La cartolarizzazione dei crediti non recuperati cara al leghista Massimo Garavaglia non s’ha da fare. Il governo è costretto a un imbarazzante dietrofront sul decreto di riforma della riscossione, approvato in teoria “in via definitiva” il 3 luglio. Il provvedimento è stato inserito in extremis all’ordine del giorno del consiglio dei ministri di lunedì – accanto ai tre testi unici fiscali ampiamente annunciati – con la dicitura “secondo esame definitivo“. La Ragioneria ha infatti bocciato la principale modifica chiesta dalla commissione Finanze del Senato nel suo parere sul testo e recepita dall’esecutivo: la possibilità per gli enti creditori, dopo che l’Agenzia delle Entrate-Riscossione ha gettato la spugna, di cedere “pacchetti” di cartelle fiscali a società specializzate nell’emissione di titoli per raccogliere le risorse necessarie a pagare il prezzo di acquisto.

La cartolarizzazione costa – Il nuovo articolo 5 del decreto comparso nel testo esaminato il 3 luglio prevedeva che i vari enti creditori che di norma si affidano all’AdER per la riscossione coattiva – dalle agenzie fiscali a ministeri, Inps, Inail, Comuni – potessero dopo la riconsegna dei carichi non riscossi gestire direttamente il recupero, affidarsi a società private di riscossione oppure cedere i crediti “con trasferimento del rischio, a titolo oneroso, a soggetti privati, con le modalità di cui alla legge 30 aprile 1999 n.130, individuati con procedura di gara a evidenza pubblica”. Una soluzione che puntava a “sfruttare la maggiore efficienza e capacità di operare sul mercato del credito” dei privati “prima di rinunciare a somme da cui lo Stato potrebbe alla fine recuperare risorse importanti”, aveva detto Garavaglia, relatore del decreto, al Sole 24 Ore. Ma la Rgs ha rilevato che vendere i crediti “a titolo oneroso” equivale a rinunciare a parte dell’importo – magari già ridotto – quantificato dagli enti come valore recuperabile, con quello che comporterebbe per la tenuta dei bilanci. Insomma: per procedere servirebbero coperture ad hoc, che non sono state previste. Ergo, l’opzione cartolarizzazione va cancellata con un colpo di penna.

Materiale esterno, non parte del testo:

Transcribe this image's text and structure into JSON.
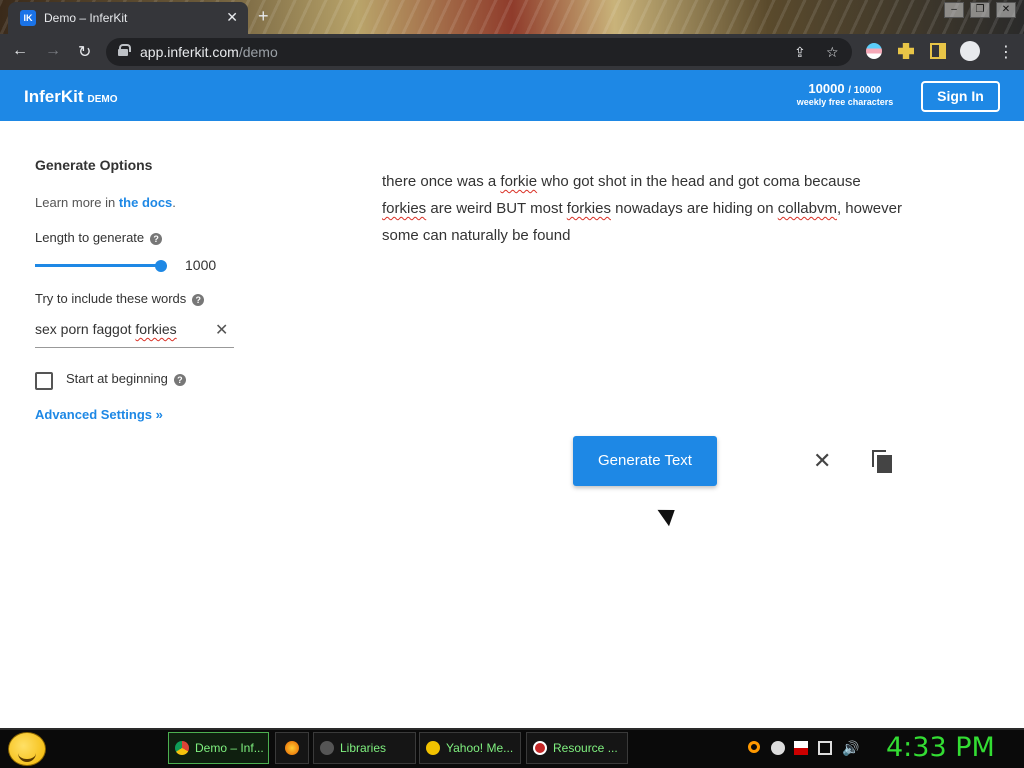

La riforma: più rate, cartelle al macero dopo 5 anni – Resta immutato il cuore del decreto, cioè la previsione – per il futuro, dal gennaio 2025 – del “discarico automatico” (cioè lo stralcio) dei carichi non riscossi entro 5 anni. Sui 1.200 miliardi di magazzino pregresso deciderà invece una commissione nominata dal Mef e composta da un rappresentante della Corte dei conti, uno del dipartimento delle Finanze e un uomo della Ragioneria generale dello Stato. Confermato anche l’aumento del numero massimo di rate mensili su cui i debitori potranno chiedere di spalmare il dovuto, anche se non provano di non essere in grado di pagare subito. In caso di difficoltà economica dichiarata ma non dimostrata, chi farà richiesta nel 2025 e nel 2026 potrà infatti rateizzare in 84 tranche (dalle 72 attuali), chi si farà avanti nel 2027 e 2028 ne potrà ottenere 96 e dal 2029 si arriverà a 108. A partire dal 2031 poi, “a semplice richiesta”, si potrà dilazionare ancora, arrivando a 120 rate mensili. Sopra i 120mila euro di debito, lo stesso si potrà ottenere documentando la propria situazione di difficoltà economica in base a una serie di parametri che verranno dettagliati in un ulteriore decreto del Mef. Il tutto a dispetto del pessimo track record delle rottamazioni, che vedono lo Stato incassare sempre molto meno del previsto perché molti di coloro che aderiscono pagano una rata e poi scompaiono. Il tutto comporterà, nei prossimi 10 anni, una notevole perdita di gettito.